Poco después el tren reduce la velocidad y pasa por delante de una pequeña estación rural. Varios de nosotros nos asomamos al exterior para divisar el nombre, pero, al igual que en todas las demás estaciones, lo han ocultado con el fin de engañar al enemigo, una medida necesaria en tiempos de guerra. Finalmente, el hombre ancho de espaldas cierra la puerta.

—No tiene sentido jugar a las adivinanzas. Todavía nos queda un largo trecho. Si nos detenemos, preguntaremos a alguien.

Es medianoche, las paredes y el techo están cubiertos de escarcha centelleante, nos apretamos unos contra otros para mantener el calor. Si necesitamos orinar, hemos de hacerlo por la puerta entreabierta, contra el viento.
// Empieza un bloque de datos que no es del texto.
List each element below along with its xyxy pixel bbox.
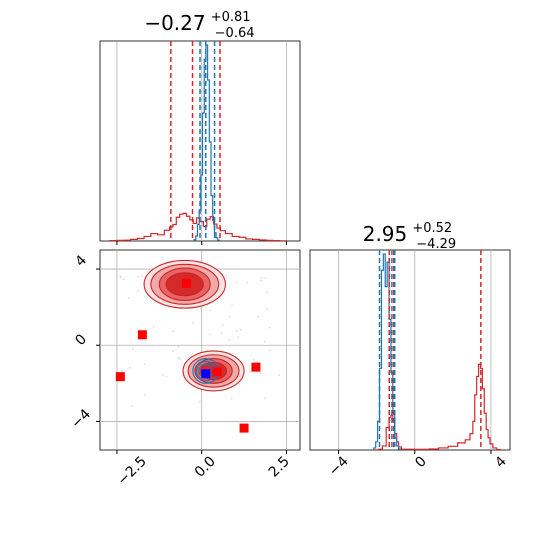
data-layer (109, 41, 502, 450)
title-param2-minus: −4.29 (416, 237, 456, 252)
sample-dot-42 (131, 347, 134, 350)
sample-dot-6 (249, 371, 252, 373)
sample-dot-65 (152, 325, 155, 328)
sample-dot-35 (199, 308, 202, 310)
sample-dot-33 (256, 315, 259, 318)
sample-dot-40 (246, 281, 248, 284)
sample-dot-56 (259, 372, 262, 374)
sample-dot-10 (266, 291, 269, 294)
sample-dot-26 (225, 275, 228, 277)
marker-red-5 (212, 367, 222, 377)
title-param1: −0.27 +0.81 −0.64 (144, 6, 255, 41)
hist-param2-series-b (373, 253, 402, 450)
xtick-param2-0: −4 (326, 453, 352, 479)
title-param1-median: −0.27 (144, 11, 205, 35)
hist-param2-series-a (374, 363, 502, 450)
sample-dot-15 (178, 358, 181, 360)
title-param1-minus: −0.64 (215, 26, 255, 41)
sample-dot-66 (127, 296, 130, 299)
scatter-2d-group (115, 259, 280, 433)
sample-dot-41 (137, 289, 139, 292)
tick-marks (96, 241, 492, 454)
hist-param1-series-a (109, 212, 288, 241)
sample-dot-1 (165, 375, 168, 378)
sample-dot-39 (172, 350, 174, 352)
xtick-param2-1: 0 (412, 454, 430, 472)
hist-param2-group (373, 250, 502, 450)
sample-dot-4 (239, 328, 242, 331)
marker-red-4 (251, 362, 261, 372)
xtick-param1-2: 2.5 (266, 454, 293, 481)
sample-dot-48 (260, 279, 263, 282)
sample-dot-32 (263, 340, 266, 343)
marker-red-3 (239, 423, 249, 433)
sample-dot-47 (141, 275, 144, 278)
ytick-param2-1: 0 (72, 331, 90, 349)
title-param1-plus: +0.81 (211, 10, 251, 25)
sample-dot-44 (278, 374, 280, 377)
hist-param1-group (109, 41, 288, 241)
marker-red-2 (115, 372, 125, 382)
sample-dot-2 (235, 330, 238, 333)
sample-dot-13 (222, 323, 224, 326)
sample-dot-49 (260, 277, 263, 280)
sample-dot-43 (143, 394, 146, 397)
sample-dot-63 (209, 309, 212, 312)
sample-dot-51 (121, 370, 123, 373)
xtick-param1-1: 0.0 (192, 454, 219, 481)
sample-dot-59 (119, 276, 122, 279)
sample-dot-36 (269, 349, 271, 352)
sample-dot-52 (131, 405, 134, 407)
sample-dot-12 (266, 308, 269, 311)
sample-dot-30 (172, 330, 175, 333)
title-param2-median: 2.95 (363, 222, 408, 246)
sample-dot-64 (161, 373, 164, 376)
sample-dot-34 (220, 332, 223, 335)
title-param2: 2.95 +0.52 −4.29 (363, 217, 458, 252)
xtick-param1-0: −2.5 (114, 454, 149, 489)
sample-dot-54 (237, 336, 240, 339)
sample-dot-25 (177, 356, 180, 359)
sample-dot-19 (268, 326, 271, 329)
marker-blue-0 (201, 369, 211, 379)
sample-dot-61 (122, 278, 125, 281)
sample-dot-22 (208, 333, 211, 336)
sample-dot-62 (149, 268, 152, 271)
sample-dot-24 (264, 397, 267, 400)
xtick-param2-2: 4 (492, 453, 510, 471)
sample-dot-16 (252, 358, 255, 361)
sample-dot-69 (137, 275, 139, 278)
sample-dot-5 (228, 315, 231, 318)
sample-dot-46 (192, 321, 195, 324)
sample-dot-20 (235, 281, 238, 284)
sample-dot-21 (128, 366, 131, 369)
marker-red-1 (137, 330, 147, 340)
sample-dot-68 (198, 400, 201, 403)
ytick-param2-2: 4 (72, 252, 90, 270)
sample-dot-17 (143, 363, 146, 366)
sample-dot-29 (177, 345, 180, 348)
marker-red-0 (181, 278, 191, 288)
sample-dot-8 (230, 397, 233, 400)
sample-dot-14 (264, 277, 267, 280)
ytick-param2-0: −4 (68, 406, 94, 432)
title-param2-plus: +0.52 (412, 221, 452, 236)
panel-param2-hist (309, 249, 511, 451)
hist-param1-series-b (193, 44, 221, 241)
grid-lines (100, 41, 492, 450)
sample-dot-9 (228, 339, 231, 342)
sample-dot-67 (231, 304, 233, 307)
Espero el mayor tiempo posible; me parece indigno descubrirme así ante todo el mundo, pero al cabo de un rato ya no puedo aguantar más. Avanzo en la oscuridad, tropiezo con los que están sentados de través en mi camino y me esfuerzo por ignorar sus refunfuños.

Me cuesta abrir la puerta, el hombre de ojos castaños me echa una mano. Tengo los dedos tan helados que no consigo desabrocharme la bragueta; me decido a bajarme los pantalones sin más, exponiendo así mis blancas nalgas a las miradas de todos. Mientras me alivio, trato de no pensar en ello. El chorro humeante dibuja formas irregulares en la nieve del exterior. Me subo los pantalones y miro al cielo, un firmamento tachonado de estrellas como jamás lo he visto en la ciudad. Y de pronto los bosques, oscuros y silenciosos, se cierran sobre nosotros.

Alguien me apostrofa desde el fondo del vagón:

—¡Cierra la puerta, carajo, hace un frío que pela!

Me pongo como un tomate y lucho con el batiente helado. Vuelvo a mi sitio tambaleándome, escoltado por las protestas. Me hundo en la paja, aliviado por el hecho de que mi breve excursión a los servicios haya llegado a su fin, cuando de pronto mi estómago se pone a rugir de hambre. Kerstin quería prepararme unos bocadillos, pero como la mochila ya pesaba mucho, me negué.

—Sin duda habrá con qué comer durante el camino —le respondí—. No creerás que van a dejarnos luchar contra los rusos con el vientre vacío...

Como siempre, hablaba por hablar.

Maldigo mi despreocupación y abro la mochila; tal vez a escondidas Kerstin haya metido alguna cosilla para comer. Hurgo entre la ropa interior, los jerséis, los pañuelos y las polainas, hasta que mi mano encuentra en el fondo un paquetito. ¿Serán bocadillos? Lleno de esperanza, extraigo mi botín. Lamentablemente, solo se trata de una bolsita de caramelos Rey de Dinamarca. Sin duda, Kerstin se dijo que podría necesitarlos, allá en el norte, si me entraba dolor de garganta. ¡Menuda decepción!